The Siloam Tunnel inscription dates to around 700 BCE during the reign of Hezekiah. The date is based on paleographical analysis of the inscription which shows features typical of 8th century BCE Hebrew.[1] The inscription seems to commemorate the completion of the Siloam Tunnel connecting the Gihon spring to the pool of Siloam inside Jerusalem, a public work attributed to King Hezekiah in 2 Chronicles 32:30 and necessitated by the Assyrians’ impending siege.
2 Chr 32:30 This same Hezekiah closed the upper outlet of the waters of Gihon and directed them down to the west side of the city of David. And Hezekiah prospered in all his works.The language is very similar to biblical Hebrew, and the spelling (orthography) fits the late 8th century with final but not internal matres (vowel letters). It was found on the wall of the tunnel in 1880.
Transcription
[הנקבה וזה היה דבר הנקבה בעוד [ההצבם מניפם את
הגרזן אש אל רעו ובעוד שלש אמות להנקבה נשמע קל אש ק
רא אל רעו כי היתה זדה בצר מימני . . . ובים ה
נקבה הכו החצבם אש לקרת רעו גרזן על גרזן וילכו
המים מן המוצא אל הברכה במאתים ואלף אמה ומא
ת אמה היה גבה הצר על ראש החצבם
Translation (1) The breach. And this was the record of the breach. While [the workmen were swinging,] (2) the pick-axe, each man toward his companion, and while there were three cubits to be tunneled, a voice was heard- each man called (3) to his companion because there was a crack in the rock from the right…and on the day of (4) the breach the workers struck, each man to meet his companion, pick-axe against pick-axe. And the waters flowed (5) from the source to the pool: one thousand and two hundred cubit[s]. And one hundred (6) cubit[s] was the height of the rock over the head of the workmen.Reference: The line drawing above is from J. Renz and W. Rollig, Handbuch der altehebraischen Epigraphik, Wissenschaftliche Buchgesellschaft, 1995.
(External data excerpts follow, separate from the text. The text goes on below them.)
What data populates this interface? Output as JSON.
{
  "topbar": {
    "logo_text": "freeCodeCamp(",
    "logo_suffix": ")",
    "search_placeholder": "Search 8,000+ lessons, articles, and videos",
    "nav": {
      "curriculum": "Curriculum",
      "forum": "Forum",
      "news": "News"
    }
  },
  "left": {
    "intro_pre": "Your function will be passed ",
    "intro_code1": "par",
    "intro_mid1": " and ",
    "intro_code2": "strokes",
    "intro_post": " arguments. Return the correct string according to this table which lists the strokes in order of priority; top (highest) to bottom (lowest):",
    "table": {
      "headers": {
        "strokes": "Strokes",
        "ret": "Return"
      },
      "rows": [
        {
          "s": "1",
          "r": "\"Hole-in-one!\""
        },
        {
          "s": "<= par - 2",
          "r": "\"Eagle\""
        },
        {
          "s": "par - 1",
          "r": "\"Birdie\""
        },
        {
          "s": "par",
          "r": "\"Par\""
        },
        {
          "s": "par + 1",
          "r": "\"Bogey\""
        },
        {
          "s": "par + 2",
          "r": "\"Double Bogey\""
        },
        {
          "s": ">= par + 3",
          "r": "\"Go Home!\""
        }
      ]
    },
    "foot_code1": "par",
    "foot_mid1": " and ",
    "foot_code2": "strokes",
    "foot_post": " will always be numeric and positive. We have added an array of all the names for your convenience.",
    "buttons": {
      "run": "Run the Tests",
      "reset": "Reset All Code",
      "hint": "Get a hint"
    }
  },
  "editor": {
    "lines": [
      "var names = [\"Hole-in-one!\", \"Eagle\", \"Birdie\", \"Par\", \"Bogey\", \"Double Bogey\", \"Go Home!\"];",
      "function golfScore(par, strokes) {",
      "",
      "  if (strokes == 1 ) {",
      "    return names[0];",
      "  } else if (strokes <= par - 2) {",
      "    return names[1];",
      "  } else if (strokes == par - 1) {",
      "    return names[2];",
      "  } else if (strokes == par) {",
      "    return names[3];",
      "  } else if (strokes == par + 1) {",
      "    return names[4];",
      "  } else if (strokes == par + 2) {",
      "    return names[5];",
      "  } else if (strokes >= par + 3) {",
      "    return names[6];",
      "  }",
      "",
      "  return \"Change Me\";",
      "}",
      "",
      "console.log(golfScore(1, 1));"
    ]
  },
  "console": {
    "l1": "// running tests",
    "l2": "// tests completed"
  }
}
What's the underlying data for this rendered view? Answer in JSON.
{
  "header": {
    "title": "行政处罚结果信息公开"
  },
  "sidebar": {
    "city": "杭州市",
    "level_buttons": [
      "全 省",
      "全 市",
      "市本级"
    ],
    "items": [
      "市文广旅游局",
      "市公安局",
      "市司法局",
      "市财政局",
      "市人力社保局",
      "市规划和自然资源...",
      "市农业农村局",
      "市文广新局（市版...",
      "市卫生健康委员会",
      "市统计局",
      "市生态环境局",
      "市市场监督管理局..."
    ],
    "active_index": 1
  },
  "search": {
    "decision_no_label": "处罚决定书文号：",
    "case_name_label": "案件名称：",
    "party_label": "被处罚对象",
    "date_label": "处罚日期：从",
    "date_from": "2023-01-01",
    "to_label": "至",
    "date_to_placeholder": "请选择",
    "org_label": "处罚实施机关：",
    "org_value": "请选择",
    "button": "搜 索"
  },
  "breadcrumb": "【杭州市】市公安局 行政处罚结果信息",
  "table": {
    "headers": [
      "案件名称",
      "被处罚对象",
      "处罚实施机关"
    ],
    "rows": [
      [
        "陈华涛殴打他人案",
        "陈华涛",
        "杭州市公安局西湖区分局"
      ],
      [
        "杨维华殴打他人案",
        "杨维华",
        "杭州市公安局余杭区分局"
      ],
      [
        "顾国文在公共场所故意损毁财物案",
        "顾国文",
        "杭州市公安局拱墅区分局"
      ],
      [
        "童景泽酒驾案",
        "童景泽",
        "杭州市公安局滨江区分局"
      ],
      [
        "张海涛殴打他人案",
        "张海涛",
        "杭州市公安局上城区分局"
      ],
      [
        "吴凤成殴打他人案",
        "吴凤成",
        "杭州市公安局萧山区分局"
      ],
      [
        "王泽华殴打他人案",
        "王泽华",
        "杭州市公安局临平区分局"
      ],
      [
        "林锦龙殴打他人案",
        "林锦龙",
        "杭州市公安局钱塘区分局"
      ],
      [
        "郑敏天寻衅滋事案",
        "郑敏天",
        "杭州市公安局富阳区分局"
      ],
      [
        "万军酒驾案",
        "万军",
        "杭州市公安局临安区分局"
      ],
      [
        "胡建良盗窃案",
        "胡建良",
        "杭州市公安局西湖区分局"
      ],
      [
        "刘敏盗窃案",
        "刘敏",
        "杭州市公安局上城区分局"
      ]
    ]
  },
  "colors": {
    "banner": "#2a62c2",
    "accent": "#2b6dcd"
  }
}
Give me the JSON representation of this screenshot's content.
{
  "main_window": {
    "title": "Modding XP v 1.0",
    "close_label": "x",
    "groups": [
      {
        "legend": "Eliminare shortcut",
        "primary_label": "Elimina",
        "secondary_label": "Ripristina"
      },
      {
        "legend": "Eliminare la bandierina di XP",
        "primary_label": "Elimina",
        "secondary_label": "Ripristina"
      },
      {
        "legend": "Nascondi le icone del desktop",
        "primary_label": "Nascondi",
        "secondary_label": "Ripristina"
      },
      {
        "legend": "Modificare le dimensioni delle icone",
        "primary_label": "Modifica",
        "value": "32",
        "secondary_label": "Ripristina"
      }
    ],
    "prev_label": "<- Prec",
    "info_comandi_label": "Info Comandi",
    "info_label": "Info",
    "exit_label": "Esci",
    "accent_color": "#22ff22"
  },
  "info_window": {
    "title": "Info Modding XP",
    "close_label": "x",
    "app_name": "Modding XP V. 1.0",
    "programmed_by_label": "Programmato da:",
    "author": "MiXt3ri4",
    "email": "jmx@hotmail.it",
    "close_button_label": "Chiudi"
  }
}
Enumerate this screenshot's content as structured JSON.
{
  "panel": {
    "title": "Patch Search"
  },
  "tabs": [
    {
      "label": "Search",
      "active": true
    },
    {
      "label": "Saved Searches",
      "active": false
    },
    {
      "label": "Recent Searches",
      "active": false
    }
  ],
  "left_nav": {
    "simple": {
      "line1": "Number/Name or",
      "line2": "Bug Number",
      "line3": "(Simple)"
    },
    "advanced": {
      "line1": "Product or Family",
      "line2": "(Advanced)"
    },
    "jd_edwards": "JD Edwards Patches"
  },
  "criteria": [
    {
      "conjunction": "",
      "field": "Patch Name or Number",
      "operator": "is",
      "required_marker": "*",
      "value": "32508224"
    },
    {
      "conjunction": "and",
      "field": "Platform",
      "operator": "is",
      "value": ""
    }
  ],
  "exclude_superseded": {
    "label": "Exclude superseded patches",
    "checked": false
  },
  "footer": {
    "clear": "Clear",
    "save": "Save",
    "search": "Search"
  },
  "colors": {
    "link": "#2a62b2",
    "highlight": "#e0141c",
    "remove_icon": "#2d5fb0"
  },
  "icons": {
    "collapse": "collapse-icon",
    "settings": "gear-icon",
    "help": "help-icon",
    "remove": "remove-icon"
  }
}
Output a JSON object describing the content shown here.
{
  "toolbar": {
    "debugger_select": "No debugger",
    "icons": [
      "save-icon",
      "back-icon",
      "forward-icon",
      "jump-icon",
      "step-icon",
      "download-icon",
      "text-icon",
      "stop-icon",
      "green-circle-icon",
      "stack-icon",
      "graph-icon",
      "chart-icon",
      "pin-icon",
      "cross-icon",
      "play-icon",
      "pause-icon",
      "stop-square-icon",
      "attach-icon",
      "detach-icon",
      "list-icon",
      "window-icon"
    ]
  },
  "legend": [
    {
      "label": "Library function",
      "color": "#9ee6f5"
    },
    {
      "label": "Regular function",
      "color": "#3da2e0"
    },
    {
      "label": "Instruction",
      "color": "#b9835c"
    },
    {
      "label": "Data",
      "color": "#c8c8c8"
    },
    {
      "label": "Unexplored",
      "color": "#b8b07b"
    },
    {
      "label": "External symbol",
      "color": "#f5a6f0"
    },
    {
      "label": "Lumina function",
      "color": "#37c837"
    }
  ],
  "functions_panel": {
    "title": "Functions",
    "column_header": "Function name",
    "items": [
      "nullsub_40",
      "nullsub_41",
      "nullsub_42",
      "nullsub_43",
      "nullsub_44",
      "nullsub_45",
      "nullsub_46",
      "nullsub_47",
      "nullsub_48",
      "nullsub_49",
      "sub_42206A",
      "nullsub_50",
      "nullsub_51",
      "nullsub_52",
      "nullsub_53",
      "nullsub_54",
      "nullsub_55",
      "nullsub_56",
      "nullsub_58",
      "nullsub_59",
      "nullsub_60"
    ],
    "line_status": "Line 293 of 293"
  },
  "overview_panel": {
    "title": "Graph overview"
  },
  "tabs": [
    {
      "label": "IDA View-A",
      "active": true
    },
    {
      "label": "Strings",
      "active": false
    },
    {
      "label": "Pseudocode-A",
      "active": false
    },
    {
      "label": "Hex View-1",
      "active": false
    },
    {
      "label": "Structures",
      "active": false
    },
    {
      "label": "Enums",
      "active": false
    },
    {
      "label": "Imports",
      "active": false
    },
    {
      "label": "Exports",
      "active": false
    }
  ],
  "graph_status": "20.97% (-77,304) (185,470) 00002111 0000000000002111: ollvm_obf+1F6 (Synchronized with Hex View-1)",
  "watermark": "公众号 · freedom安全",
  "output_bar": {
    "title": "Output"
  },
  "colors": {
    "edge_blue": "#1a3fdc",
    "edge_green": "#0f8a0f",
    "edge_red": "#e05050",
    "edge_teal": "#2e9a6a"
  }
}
1 This dating was famously (and foolishly) challenged by J. Rogerson and P. R. Davies (“Was the Siloam Tunnel Built by Hezekiah?” Biblical Archaeologist 59:3 (1993), 138-149) who argued the inscription was Hasmonean. An international dream team of paleographers and philologists (including Jo Ann Hackett, Frank Moore Cross, P. Kyle McCarter, Jr., Ada Yardeni, André Lemaire, Esther Eshel, and Avi Hurvitz) administered a massive smackdown in the pages of BAR a few years later (“Defusing Pseudo-Scholarship: The Siloam Inscription Ain't Hasmonean.” BAR (Mar/Apr 1997), 41-68).